Habib tersenyum di bawahnya, membiarkan Fitri memimpin, tangannya mengelus punggungnya dengan penuh kasih sayang. Aku, yang masih terduduk di lantai, hanya bisa menatap, tubuhku terlalu lemas untuk bergerak, seperti mayat hidup yang dipaksa menyaksikan kebahagiaan mereka.Mereka sayang-sayangan sangat lama, Fitri sesekali tertawa kecil, suaranya merdu namun menusuk bagiku, sementara Habib membisikkan kata-kata manis yang tak bisa kudengar.
Aku menatap lantai, air mata masih mengalir, ingus menetes ke daguku, tapi pemandangan mereka di kasur lipat seperti magnet yang memaksaku melihat. Aku harap ini cuma mimpi, berdoa dalam hati agar aku terbangun di sofa tua ini, dengan Fitri masih menjadi istriku, tapi ciuman mereka, tawa Fitri, dan kehangatan yang mereka bagi terus mengkonfirmasi bahwa ini nyata. Aku merasa seperti pria paling hina, ditinggalkan di lantai ruang tamu, sementara mantan istriku menikmati hidup baru di depan mataku.

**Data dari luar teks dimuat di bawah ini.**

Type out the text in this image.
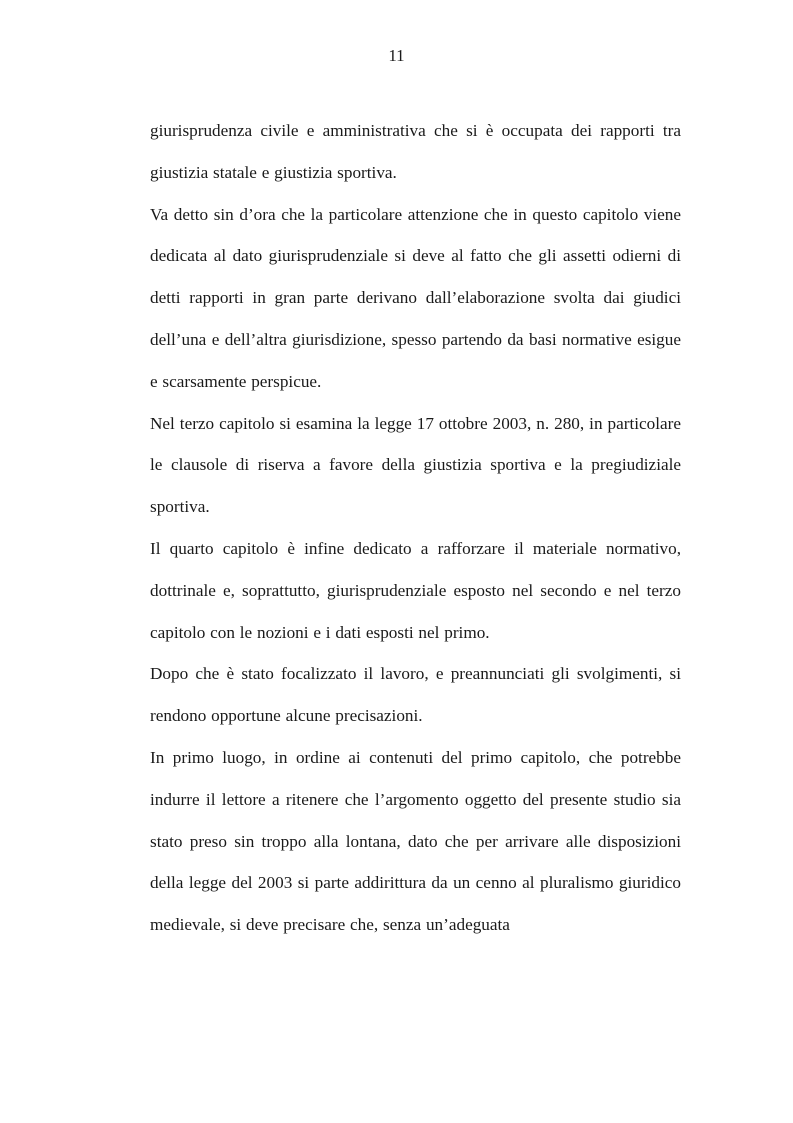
11

giurisprudenza civile e amministrativa che si è occupata dei rapporti tra giustizia statale e giustizia sportiva.

Va detto sin d’ora che la particolare attenzione che in questo capitolo viene dedicata al dato giurisprudenziale si deve al fatto che gli assetti odierni di detti rapporti in gran parte derivano dall’elaborazione svolta dai giudici dell’una e dell’altra giurisdizione, spesso partendo da basi normative esigue e scarsamente perspicue.

Nel terzo capitolo si esamina la legge 17 ottobre 2003, n. 280, in particolare le clausole di riserva a favore della giustizia sportiva e la pregiudiziale sportiva.

Il quarto capitolo è infine dedicato a rafforzare il materiale normativo, dottrinale e, soprattutto, giurisprudenziale esposto nel secondo e nel terzo capitolo con le nozioni e i dati esposti nel primo.

Dopo che è stato focalizzato il lavoro, e preannunciati gli svolgimenti, si rendono opportune alcune precisazioni.

In primo luogo, in ordine ai contenuti del primo capitolo, che potrebbe indurre il lettore a ritenere che l’argomento oggetto del presente studio sia stato preso sin troppo alla lontana, dato che per arrivare alle disposizioni della legge del 2003 si parte addirittura da un cenno al pluralismo giuridico medievale, si deve precisare che, senza un’adeguata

Aku memegang wajahku, pipiku masih perih dari tamparan Habib, luka di bibirku terasa panas, tapi luka di hati jauh lebih menyakitkan. Aku teringat kata-kata talak yang kuucapkan, dipaksa oleh jambakan Habib dan tatapan dingin Fitri, dan kini, melihat mereka begitu mesra, aku merasa seperti telah kehilangan segalanya. Fitri, yang dulu tersenyum di pelukanku, kini menindih Habib, tertawa, dan menciumnya dengan penuh gairah, seperti aku tak pernah ada.

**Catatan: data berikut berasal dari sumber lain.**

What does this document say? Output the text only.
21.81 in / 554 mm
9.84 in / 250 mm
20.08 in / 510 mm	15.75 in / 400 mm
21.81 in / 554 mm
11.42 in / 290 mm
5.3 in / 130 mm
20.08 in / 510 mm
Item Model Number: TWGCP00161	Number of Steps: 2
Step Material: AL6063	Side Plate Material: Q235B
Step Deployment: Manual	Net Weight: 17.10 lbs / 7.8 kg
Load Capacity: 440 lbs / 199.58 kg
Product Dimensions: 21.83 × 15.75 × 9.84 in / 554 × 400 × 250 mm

Aku ingin berteriak, menuntut keadilan, tapi tubuhku lemas, hanya mampu menangis dalam hati, berharap ini semua akan lenyap.Fitri dan Habib terus sayang-sayangan, tak peduli aku yang terduduk beberapa langkah dari mereka. Fitri sesekali melirik ke arahku, tapi matanya kosong, seperti menatap orang asing, sebelum kembali mencium Habib dengan penuh semangat.

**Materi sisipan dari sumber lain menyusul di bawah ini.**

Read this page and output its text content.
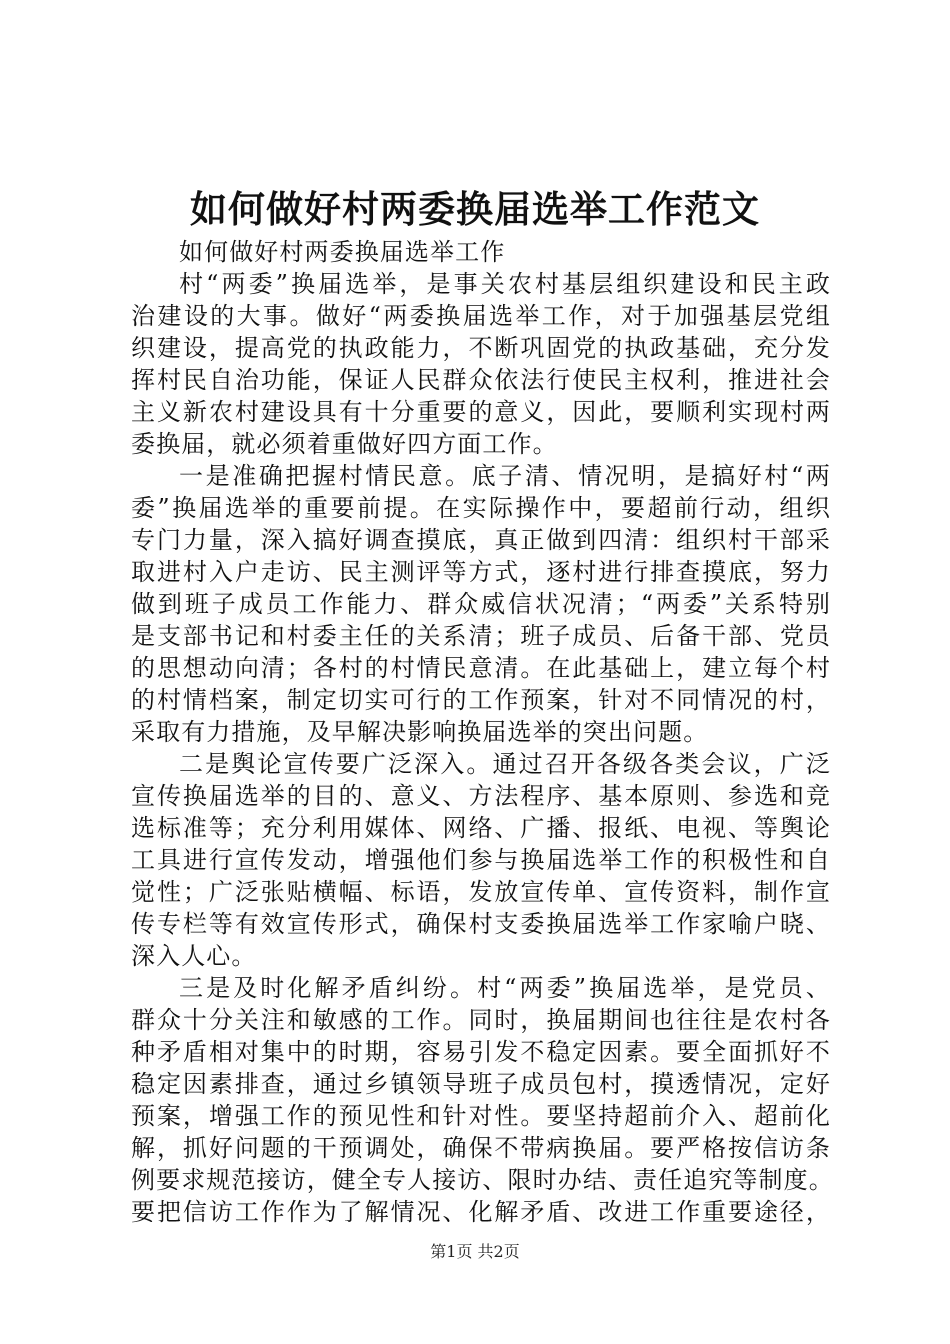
如何做好村两委换届选举工作范文
如何做好村两委换届选举工作
村“两委”换届选举，是事关农村基层组织建设和民主政
治建设的大事。做好“两委换届选举工作，对于加强基层党组
织建设，提高党的执政能力，不断巩固党的执政基础，充分发
挥村民自治功能，保证人民群众依法行使民主权利，推进社会
主义新农村建设具有十分重要的意义，因此，要顺利实现村两
委换届，就必须着重做好四方面工作。
一是准确把握村情民意。底子清、情况明，是搞好村“两
委”换届选举的重要前提。在实际操作中，要超前行动，组织
专门力量，深入搞好调查摸底，真正做到四清：组织村干部采
取进村入户走访、民主测评等方式，逐村进行排查摸底，努力
做到班子成员工作能力、群众威信状况清；“两委”关系特别
是支部书记和村委主任的关系清；班子成员、后备干部、党员
的思想动向清；各村的村情民意清。在此基础上，建立每个村
的村情档案，制定切实可行的工作预案，针对不同情况的村，
采取有力措施，及早解决影响换届选举的突出问题。
二是舆论宣传要广泛深入。通过召开各级各类会议，广泛
宣传换届选举的目的、意义、方法程序、基本原则、参选和竞
选标准等；充分利用媒体、网络、广播、报纸、电视、等舆论
工具进行宣传发动，增强他们参与换届选举工作的积极性和自
觉性；广泛张贴横幅、标语，发放宣传单、宣传资料，制作宣
传专栏等有效宣传形式，确保村支委换届选举工作家喻户晓、
深入人心。
三是及时化解矛盾纠纷。村“两委”换届选举，是党员、
群众十分关注和敏感的工作。同时，换届期间也往往是农村各
种矛盾相对集中的时期，容易引发不稳定因素。要全面抓好不
稳定因素排查，通过乡镇领导班子成员包村，摸透情况，定好
预案，增强工作的预见性和针对性。要坚持超前介入、超前化
解，抓好问题的干预调处，确保不带病换届。要严格按信访条
例要求规范接访，健全专人接访、限时办结、责任追究等制度。
要把信访工作作为了解情况、化解矛盾、改进工作重要途径，
第1页 共2页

Aku teringat doaku semalam, penuh laknat, dan hujan deras yang seperti menjawab, tapi pagi ini, doaku terasa sia-sia. Mereka begitu bahagia, seperti pasangan yang baru memulai hidup, sementara aku hanyalah bayangan yang tak dianggap. Aku harap ini cuma mimpi, tapi setiap ciuman mereka, setiap tawa Fitri, seperti palu yang menghantam kenyataan ke wajahku.